Doch die Blockchain-Technologie ist nicht nur für die Finanzindustrie und ihre „Miner“ von Bedeutung. Ihre Auswirkungen betreffen auch diejenigen, die nicht in sie investieren. Der energieintensive Mining-Prozess trägt zu hohen CO2-Emissionen bei. Das Mining von Blockchains ist für 0,6 Prozent des weltweiten Stromverbrauchs verantwortlich – mehr als die gesamte Ukraine. Was steckt hinter diesem immensen CO2-Fußabdruck der Blockchain? Und wie können wir ihn reduzieren?
Die Grundlage der Blockchain-Technologie
Bitcoin erlangte Berühmtheit dafür, dezentralisiert zu sein – und damit sicherer als traditionelle Banken. Dies ist der Funktionsweise der Blockchain zu verdanken. Da Blockchain-Daten von einem dezentralen Netzwerk verifiziert werden, ist es sehr kostspielig, sie zu ändern.

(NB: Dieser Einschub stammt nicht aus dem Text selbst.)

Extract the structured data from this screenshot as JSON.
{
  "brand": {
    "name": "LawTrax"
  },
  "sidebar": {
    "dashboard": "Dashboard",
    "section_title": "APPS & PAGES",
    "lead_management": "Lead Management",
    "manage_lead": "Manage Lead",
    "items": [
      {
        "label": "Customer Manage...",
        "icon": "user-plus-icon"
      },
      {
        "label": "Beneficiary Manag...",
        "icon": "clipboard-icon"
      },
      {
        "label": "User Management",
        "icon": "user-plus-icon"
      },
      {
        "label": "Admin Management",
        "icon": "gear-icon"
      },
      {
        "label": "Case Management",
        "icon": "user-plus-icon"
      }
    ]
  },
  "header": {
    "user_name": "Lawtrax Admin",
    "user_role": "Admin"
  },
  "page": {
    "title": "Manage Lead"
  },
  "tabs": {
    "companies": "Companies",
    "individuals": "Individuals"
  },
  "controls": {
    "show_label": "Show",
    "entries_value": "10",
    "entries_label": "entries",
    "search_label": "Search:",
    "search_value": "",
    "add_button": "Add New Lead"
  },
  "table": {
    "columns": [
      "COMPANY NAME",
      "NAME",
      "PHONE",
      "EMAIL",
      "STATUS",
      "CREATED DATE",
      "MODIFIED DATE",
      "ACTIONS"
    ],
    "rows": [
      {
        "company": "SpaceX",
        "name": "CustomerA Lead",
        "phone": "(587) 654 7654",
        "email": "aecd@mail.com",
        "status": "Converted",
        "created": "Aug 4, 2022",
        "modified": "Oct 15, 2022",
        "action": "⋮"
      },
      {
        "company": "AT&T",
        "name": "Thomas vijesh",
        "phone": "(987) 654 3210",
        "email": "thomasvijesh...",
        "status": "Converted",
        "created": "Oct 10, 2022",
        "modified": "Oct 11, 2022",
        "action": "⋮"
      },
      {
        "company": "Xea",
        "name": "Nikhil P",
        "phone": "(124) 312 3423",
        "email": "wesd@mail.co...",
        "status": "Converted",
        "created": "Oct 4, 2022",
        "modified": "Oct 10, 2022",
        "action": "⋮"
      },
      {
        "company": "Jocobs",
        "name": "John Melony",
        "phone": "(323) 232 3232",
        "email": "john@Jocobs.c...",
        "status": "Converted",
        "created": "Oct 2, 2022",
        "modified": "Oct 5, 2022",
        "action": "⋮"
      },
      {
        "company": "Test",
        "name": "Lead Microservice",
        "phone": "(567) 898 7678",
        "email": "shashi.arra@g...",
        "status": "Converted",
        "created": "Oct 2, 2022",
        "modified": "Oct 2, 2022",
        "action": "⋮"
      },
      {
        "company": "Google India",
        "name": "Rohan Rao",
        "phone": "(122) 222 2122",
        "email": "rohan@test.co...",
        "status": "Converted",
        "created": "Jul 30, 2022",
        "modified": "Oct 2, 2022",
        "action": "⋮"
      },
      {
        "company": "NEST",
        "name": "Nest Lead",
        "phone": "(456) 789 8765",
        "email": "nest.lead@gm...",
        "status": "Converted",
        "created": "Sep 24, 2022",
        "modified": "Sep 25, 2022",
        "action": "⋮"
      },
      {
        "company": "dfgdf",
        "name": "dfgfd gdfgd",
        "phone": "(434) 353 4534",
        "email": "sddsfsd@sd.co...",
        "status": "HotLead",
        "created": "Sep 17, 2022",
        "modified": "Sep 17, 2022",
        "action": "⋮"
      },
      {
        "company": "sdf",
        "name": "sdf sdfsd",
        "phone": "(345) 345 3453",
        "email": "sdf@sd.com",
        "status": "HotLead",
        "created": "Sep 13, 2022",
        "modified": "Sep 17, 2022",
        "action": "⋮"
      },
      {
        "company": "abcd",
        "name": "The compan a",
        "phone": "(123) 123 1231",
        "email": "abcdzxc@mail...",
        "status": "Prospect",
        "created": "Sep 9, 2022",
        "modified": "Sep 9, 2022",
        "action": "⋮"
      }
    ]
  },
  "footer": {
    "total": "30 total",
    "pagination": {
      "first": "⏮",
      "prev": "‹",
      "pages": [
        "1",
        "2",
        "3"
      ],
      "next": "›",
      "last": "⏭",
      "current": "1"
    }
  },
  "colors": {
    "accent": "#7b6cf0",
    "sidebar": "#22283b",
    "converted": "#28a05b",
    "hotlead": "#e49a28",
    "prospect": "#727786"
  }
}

Proof of Work vs. Proof of Stake
Blockchains werden über dezentrale Konsensalgorithmen aktualisiert, bei denen Computer Transaktionen „verifizieren“ und neue Blöcke in der Blockchain erstellen. Als Anreiz für diese Arbeit erhalten diejenigen, die ihre Computerleistung zur Lösung dieser Algorithmen zur Verfügung stellen, neu ausgegebene Kryptowährung. Dieser Mining-Prozess wird als Proof of Work bezeichnet. Dadurch, dass mehrere Computer gleichzeitig um die Lösung eines Algorithmus konkurrieren, ist er sehr energieintensiv.
Im Jahr 2012 entwickelten Sunny King und Scott Nadal eine alternative Methode zur Erstellung von Blockchains, die als Proof of Stake bekannt ist. Bei diesem Algorithmus wird jeweils ein Validator ausgewählt, der versucht, die Transaktion zu verifizieren. Das bedeutet, dass nur ein Computer an der Erstellung eines neuen Blocks arbeitet, was viel weniger Energie erfordert als Proof of Work. Im Jahr 2022 wurde die Kryptowährung Ethereum auf einen Proof-of-Stake-Algorithmus umgestellt. Dadurch konnten mehr als 99 Prozent des Energieverbrauchs eingespart und der weltweite Energieverbrauch um 0,2 Prozent gesenkt werden.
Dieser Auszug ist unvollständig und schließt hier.